Study: Cannabis May Fight HIV
Pills containing cannabis have long been used as a prescription medicine by those suffering from HIV. Cannabis was primarily used as an appetite stimulant that reduces weight loss associated with the disease. New research, published in the journal AIDS Research and Human Retrovirus has found its use may go further - having beneficial effects on animals suffering from the infection.
What is HIV?
HIV stands for Human Immunodeficiency Virus. Though thought to be very similar to other, less deadly viruses (like the common cold), HIV has one very distinct difference to its cousins. This difference is that whilst the human immune system can clear up and eradicate most viruses, it cannot fight off the nature of HIV. Unlike other viruses, HIV directly attacks white blood cells (the cells that kill infections), and uses them to replicate. This results in the gradual decline and destruction of the immune system, leaving suffers of HIV open to other opportunistic diseases that would otherwise have been fought off. To make matters worse, the HIV virus is one of the fastest evolving organisms known to man – making it extremely hard to control.
What is AIDS?
When a sufferer of HIV has had their immune system all but destroyed they are medically considered to have Acquired Immuno-Deficiency Syndrome, or AIDS for short. AIDS is considered to be the final stage of the HIV infection, causing the immune system to be so damaged that opportunistic infections become life threatening, and often result in the patient’s death.

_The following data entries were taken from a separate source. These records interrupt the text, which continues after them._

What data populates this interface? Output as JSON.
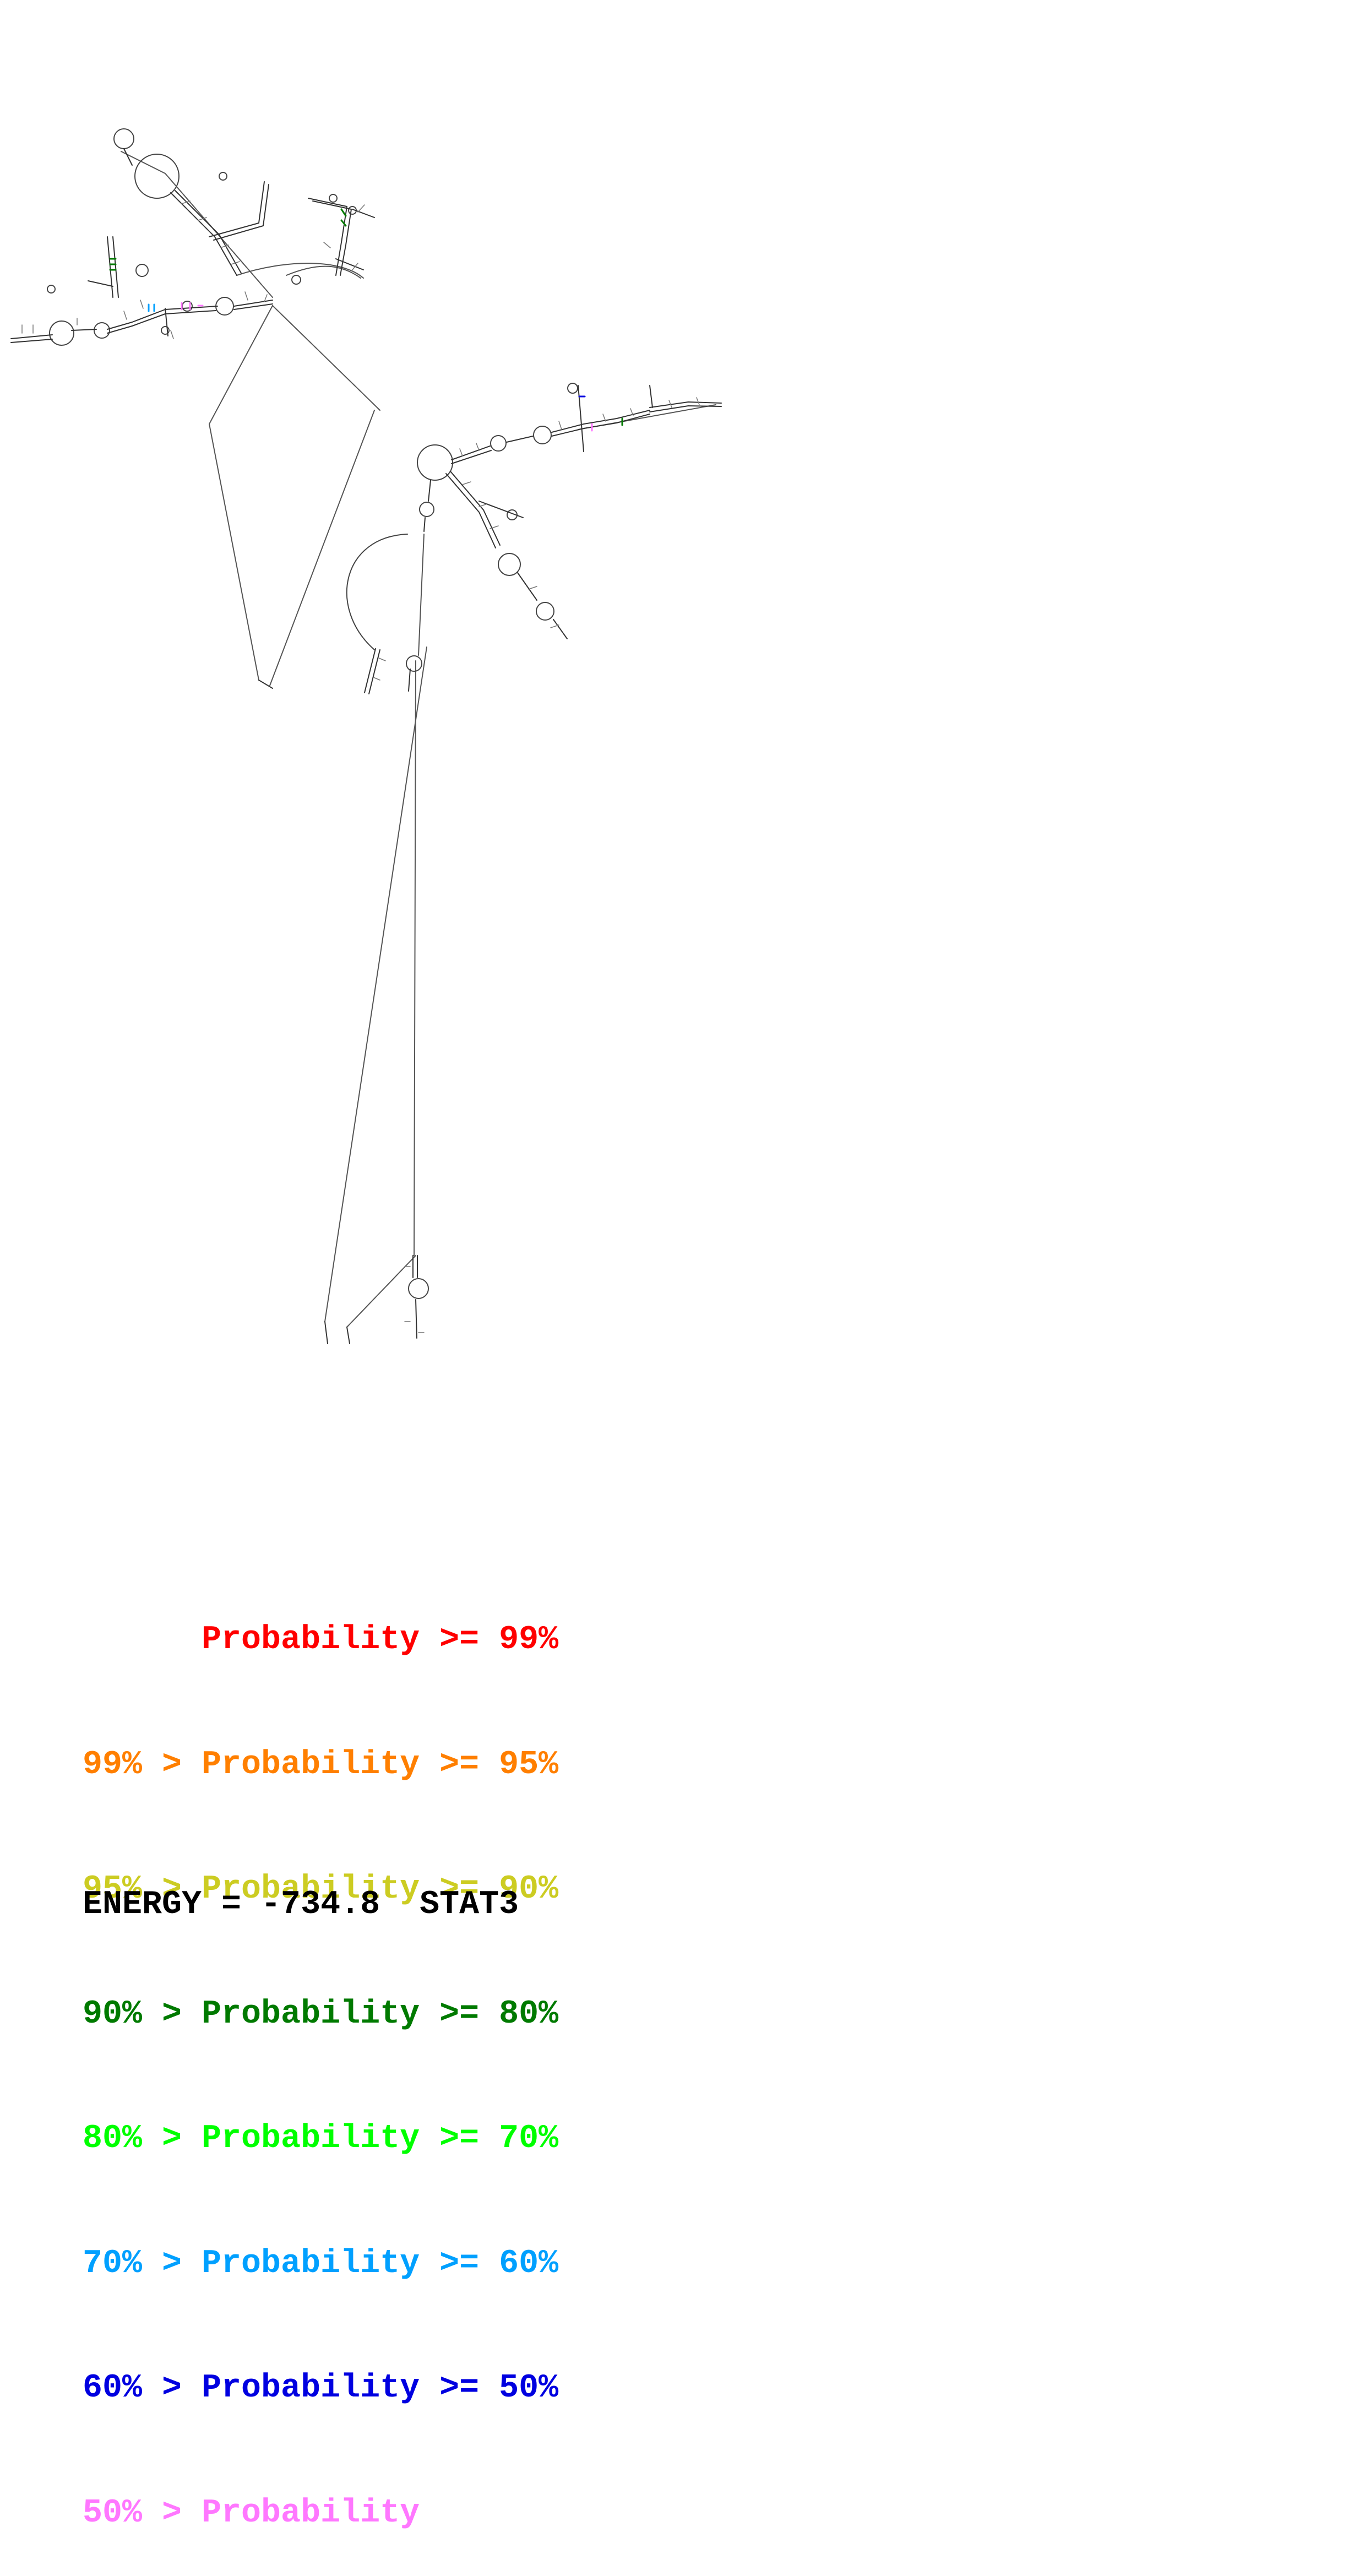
{
  "legend": {
    "rows": [
      {
        "text": "      Probability >= 99%",
        "color": "#ff0000"
      },
      {
        "text": "99% > Probability >= 95%",
        "color": "#ff7f00"
      },
      {
        "text": "95% > Probability >= 90%",
        "color": "#cccc22"
      },
      {
        "text": "90% > Probability >= 80%",
        "color": "#007a00"
      },
      {
        "text": "80% > Probability >= 70%",
        "color": "#00ff00"
      },
      {
        "text": "70% > Probability >= 60%",
        "color": "#00a0ff"
      },
      {
        "text": "60% > Probability >= 50%",
        "color": "#0000e0"
      },
      {
        "text": "50% > Probability",
        "color": "#ff77ff"
      }
    ]
  },
  "footer": {
    "energy_label": "ENERGY = -734.8",
    "name": "STAT3"
  },
  "colors": {
    "backbone": "#555555",
    "pair_default": "#000000"
  }
}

THC bolsters immune system cells
The research in question has found that HIV infected monkeys who were given THC over a 17-month period showed signs of decreased damage to the immune system tissue in the gut – a prominent area of damage for the HIV infection. It was also found that this beneficial effect was being orchestrated on a gene level, shedding a little bit light on unknown mechanisms that play a role in the infection.
A surprisingly positive outcome
This current research was conducted to further explore the positive results from previous experiments performed by the same team. In 2011, Dr. Molina of Louisiana State University found that HIV infected monkeys treated with HIV had better survival rates, had increased levels of immune system cells, and suffered less weight loss. It was a completely unexpected and pleasant outcome. Dr. Molina described the findings as such:
“When we started the study, we thought it was going to increase viral load, we thought it was going to decrease lymphocyte counts much more dramatically, and we did not see that. If anything, it looks like there might be some beneficial immunomodulation, particularly at the early stages of infection. I think that there’s a lot of interest in trying to understand the specific receptor-mediated events that result from marijuana. And particularly, to focus on the CB2 receptor.”

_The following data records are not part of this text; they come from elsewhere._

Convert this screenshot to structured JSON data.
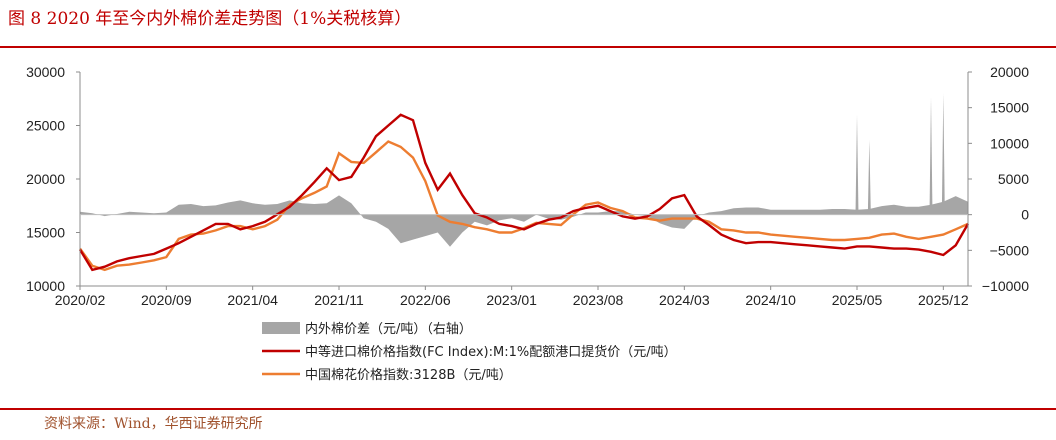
{
  "header": {
    "title": "图 8 2020 年至今内外棉价差走势图（1%关税核算）",
    "source": "资料来源：Wind，华西证券研究所"
  },
  "colors": {
    "accent": "#c00000",
    "import_index": "#c00000",
    "china_index": "#ed7d31",
    "spread": "#a6a6a6"
  },
  "chart_data": {
    "type": "line",
    "x_tick_labels": [
      "2020/02",
      "2020/09",
      "2021/04",
      "2021/11",
      "2022/06",
      "2023/01",
      "2023/08",
      "2024/03",
      "2024/10",
      "2025/05",
      "2025/12"
    ],
    "x_range": [
      "2020/02",
      "2026/02"
    ],
    "y_left": {
      "ticks": [
        10000,
        15000,
        20000,
        25000,
        30000
      ],
      "tick_labels": [
        "10000",
        "15000",
        "20000",
        "25000",
        "30000"
      ],
      "range": [
        10000,
        30000
      ]
    },
    "y_right": {
      "ticks": [
        -10000,
        -5000,
        0,
        5000,
        10000,
        15000,
        20000
      ],
      "tick_labels": [
        "−10000",
        "−5000",
        "0",
        "5000",
        "10000",
        "15000",
        "20000"
      ],
      "range": [
        -10000,
        20000
      ]
    },
    "legend": [
      "内外棉价差（元/吨）（右轴）",
      "中等进口棉价格指数(FC Index):M:1%配额港口提货价（元/吨）",
      "中国棉花价格指数:3128B（元/吨）"
    ],
    "legend_position": "bottom",
    "grid": false,
    "series": [
      {
        "name": "中等进口棉价格指数(FC Index):M:1%配额港口提货价（元/吨）",
        "axis": "left",
        "type": "line",
        "x": [
          "2020/02",
          "2020/03",
          "2020/04",
          "2020/05",
          "2020/06",
          "2020/07",
          "2020/08",
          "2020/09",
          "2020/10",
          "2020/11",
          "2020/12",
          "2021/01",
          "2021/02",
          "2021/03",
          "2021/04",
          "2021/05",
          "2021/06",
          "2021/07",
          "2021/08",
          "2021/09",
          "2021/10",
          "2021/11",
          "2021/12",
          "2022/01",
          "2022/02",
          "2022/03",
          "2022/04",
          "2022/05",
          "2022/06",
          "2022/07",
          "2022/08",
          "2022/09",
          "2022/10",
          "2022/11",
          "2022/12",
          "2023/01",
          "2023/02",
          "2023/03",
          "2023/04",
          "2023/05",
          "2023/06",
          "2023/07",
          "2023/08",
          "2023/09",
          "2023/10",
          "2023/11",
          "2023/12",
          "2024/01",
          "2024/02",
          "2024/03",
          "2024/04",
          "2024/05",
          "2024/06",
          "2024/07",
          "2024/08",
          "2024/09",
          "2024/10",
          "2024/11",
          "2024/12",
          "2025/01",
          "2025/02",
          "2025/03",
          "2025/04",
          "2025/05",
          "2025/06",
          "2025/07",
          "2025/08",
          "2025/09",
          "2025/10",
          "2025/11",
          "2025/12",
          "2026/01",
          "2026/02"
        ],
        "values": [
          13400,
          11500,
          11800,
          12300,
          12600,
          12800,
          13000,
          13500,
          14000,
          14600,
          15200,
          15800,
          15800,
          15300,
          15600,
          16000,
          16700,
          17400,
          18500,
          19700,
          21000,
          19900,
          20200,
          22000,
          24000,
          25000,
          26000,
          25500,
          21500,
          19000,
          20500,
          18500,
          16800,
          16400,
          15800,
          15600,
          15300,
          15800,
          16200,
          16400,
          17000,
          17300,
          17500,
          17000,
          16500,
          16300,
          16500,
          17200,
          18200,
          18500,
          16500,
          15700,
          14800,
          14300,
          14000,
          14100,
          14100,
          14000,
          13900,
          13800,
          13700,
          13600,
          13500,
          13700,
          13700,
          13600,
          13500,
          13500,
          13400,
          13200,
          12900,
          13800,
          15800
        ]
      },
      {
        "name": "中国棉花价格指数:3128B（元/吨）",
        "axis": "left",
        "type": "line",
        "x": [
          "2020/02",
          "2020/03",
          "2020/04",
          "2020/05",
          "2020/06",
          "2020/07",
          "2020/08",
          "2020/09",
          "2020/10",
          "2020/11",
          "2020/12",
          "2021/01",
          "2021/02",
          "2021/03",
          "2021/04",
          "2021/05",
          "2021/06",
          "2021/07",
          "2021/08",
          "2021/09",
          "2021/10",
          "2021/11",
          "2021/12",
          "2022/01",
          "2022/02",
          "2022/03",
          "2022/04",
          "2022/05",
          "2022/06",
          "2022/07",
          "2022/08",
          "2022/09",
          "2022/10",
          "2022/11",
          "2022/12",
          "2023/01",
          "2023/02",
          "2023/03",
          "2023/04",
          "2023/05",
          "2023/06",
          "2023/07",
          "2023/08",
          "2023/09",
          "2023/10",
          "2023/11",
          "2023/12",
          "2024/01",
          "2024/02",
          "2024/03",
          "2024/04",
          "2024/05",
          "2024/06",
          "2024/07",
          "2024/08",
          "2024/09",
          "2024/10",
          "2024/11",
          "2024/12",
          "2025/01",
          "2025/02",
          "2025/03",
          "2025/04",
          "2025/05",
          "2025/06",
          "2025/07",
          "2025/08",
          "2025/09",
          "2025/10",
          "2025/11",
          "2025/12",
          "2026/01",
          "2026/02"
        ],
        "values": [
          13500,
          11900,
          11500,
          11900,
          12000,
          12200,
          12400,
          12700,
          14400,
          14800,
          14900,
          15200,
          15600,
          15600,
          15300,
          15600,
          16200,
          17600,
          18200,
          18700,
          19300,
          22400,
          21600,
          21500,
          22500,
          23500,
          23000,
          22000,
          19800,
          16600,
          16000,
          15800,
          15500,
          15300,
          15000,
          15000,
          15400,
          15900,
          15800,
          15700,
          16700,
          17600,
          17800,
          17300,
          17000,
          16400,
          16300,
          16100,
          16300,
          16300,
          16300,
          16000,
          15300,
          15200,
          15000,
          15000,
          14800,
          14700,
          14600,
          14500,
          14400,
          14300,
          14300,
          14400,
          14500,
          14800,
          14900,
          14600,
          14400,
          14600,
          14800,
          15300,
          15800
        ]
      },
      {
        "name": "内外棉价差（元/吨）（右轴）",
        "axis": "right",
        "type": "area",
        "x": [
          "2020/02",
          "2020/03",
          "2020/04",
          "2020/05",
          "2020/06",
          "2020/07",
          "2020/08",
          "2020/09",
          "2020/10",
          "2020/11",
          "2020/12",
          "2021/01",
          "2021/02",
          "2021/03",
          "2021/04",
          "2021/05",
          "2021/06",
          "2021/07",
          "2021/08",
          "2021/09",
          "2021/10",
          "2021/11",
          "2021/12",
          "2022/01",
          "2022/02",
          "2022/03",
          "2022/04",
          "2022/05",
          "2022/06",
          "2022/07",
          "2022/08",
          "2022/09",
          "2022/10",
          "2022/11",
          "2022/12",
          "2023/01",
          "2023/02",
          "2023/03",
          "2023/04",
          "2023/05",
          "2023/06",
          "2023/07",
          "2023/08",
          "2023/09",
          "2023/10",
          "2023/11",
          "2023/12",
          "2024/01",
          "2024/02",
          "2024/03",
          "2024/04",
          "2024/05",
          "2024/06",
          "2024/07",
          "2024/08",
          "2024/09",
          "2024/10",
          "2024/11",
          "2024/12",
          "2025/01",
          "2025/02",
          "2025/03",
          "2025/04",
          "2025/05",
          "2025/06",
          "2025/07",
          "2025/08",
          "2025/09",
          "2025/10",
          "2025/11",
          "2025/12",
          "2026/01",
          "2026/02"
        ],
        "values": [
          400,
          200,
          -200,
          100,
          400,
          300,
          200,
          300,
          1400,
          1500,
          1200,
          1300,
          1700,
          2000,
          1600,
          1400,
          1500,
          2000,
          1600,
          1500,
          1600,
          2700,
          1600,
          -500,
          -1000,
          -2000,
          -4000,
          -3500,
          -3000,
          -2500,
          -4500,
          -2500,
          -1000,
          -1500,
          -800,
          -500,
          -1000,
          0,
          -600,
          -700,
          -300,
          300,
          300,
          500,
          500,
          0,
          -200,
          -1200,
          -1800,
          -2000,
          -200,
          300,
          500,
          900,
          1000,
          1000,
          700,
          700,
          700,
          700,
          700,
          800,
          800,
          700,
          800,
          1200,
          1400,
          1100,
          1100,
          1400,
          1800,
          2600,
          1800
        ]
      }
    ],
    "spikes_right_axis": [
      {
        "x": "2025/05",
        "value": 14000
      },
      {
        "x": "2025/06",
        "value": 10500
      },
      {
        "x": "2025/11",
        "value": 16500
      },
      {
        "x": "2025/12",
        "value": 17000
      }
    ]
  }
}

Traditionally, it was always thought that the compounds of marijuana inhibited the immune system, so cannabis was never really thought of as a possible treatment for HIV sufferers. It is only with the recent dispelling of marijuana myths that scientist have begun to question the facts. As more research suggests that the endocannabinoid system can benefit the immune system, it only seems logical for scientists researching HIV to explore how the activation of CB1 and CB2 receptors (the receptors in the body activated by cannabis) interact with the infection.

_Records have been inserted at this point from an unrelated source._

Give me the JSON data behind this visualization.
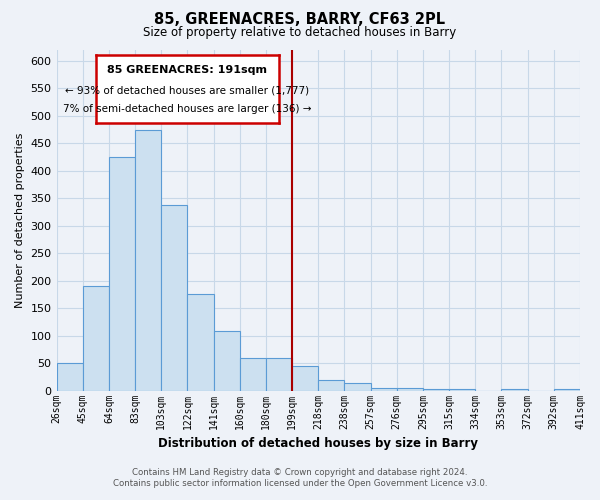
{
  "title": "85, GREENACRES, BARRY, CF63 2PL",
  "subtitle": "Size of property relative to detached houses in Barry",
  "xlabel": "Distribution of detached houses by size in Barry",
  "ylabel": "Number of detached properties",
  "bar_labels": [
    "26sqm",
    "45sqm",
    "64sqm",
    "83sqm",
    "103sqm",
    "122sqm",
    "141sqm",
    "160sqm",
    "180sqm",
    "199sqm",
    "218sqm",
    "238sqm",
    "257sqm",
    "276sqm",
    "295sqm",
    "315sqm",
    "334sqm",
    "353sqm",
    "372sqm",
    "392sqm",
    "411sqm"
  ],
  "bar_values": [
    50,
    190,
    425,
    475,
    337,
    175,
    108,
    60,
    60,
    45,
    20,
    13,
    5,
    5,
    3,
    3,
    0,
    3,
    0,
    3
  ],
  "bar_color": "#cce0f0",
  "bar_edge_color": "#5b9bd5",
  "grid_color": "#c8d8e8",
  "vline_color": "#aa0000",
  "annotation_title": "85 GREENACRES: 191sqm",
  "annotation_line1": "← 93% of detached houses are smaller (1,777)",
  "annotation_line2": "7% of semi-detached houses are larger (136) →",
  "annotation_box_color": "#ffffff",
  "annotation_box_edge": "#cc0000",
  "ylim": [
    0,
    620
  ],
  "yticks": [
    0,
    50,
    100,
    150,
    200,
    250,
    300,
    350,
    400,
    450,
    500,
    550,
    600
  ],
  "footer_line1": "Contains HM Land Registry data © Crown copyright and database right 2024.",
  "footer_line2": "Contains public sector information licensed under the Open Government Licence v3.0.",
  "background_color": "#eef2f8"
}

What this means is that we could soon see clinical trials involving cannabis for HIV sufferers. There is still a long way to go, and many other institutions and scientist will want to run their own research into the matter before it moves on – but results are very encouraging so far. Science has only just scratched the surface of the true nature of cannabis, and new and exciting potential applications are being discovered all of the time!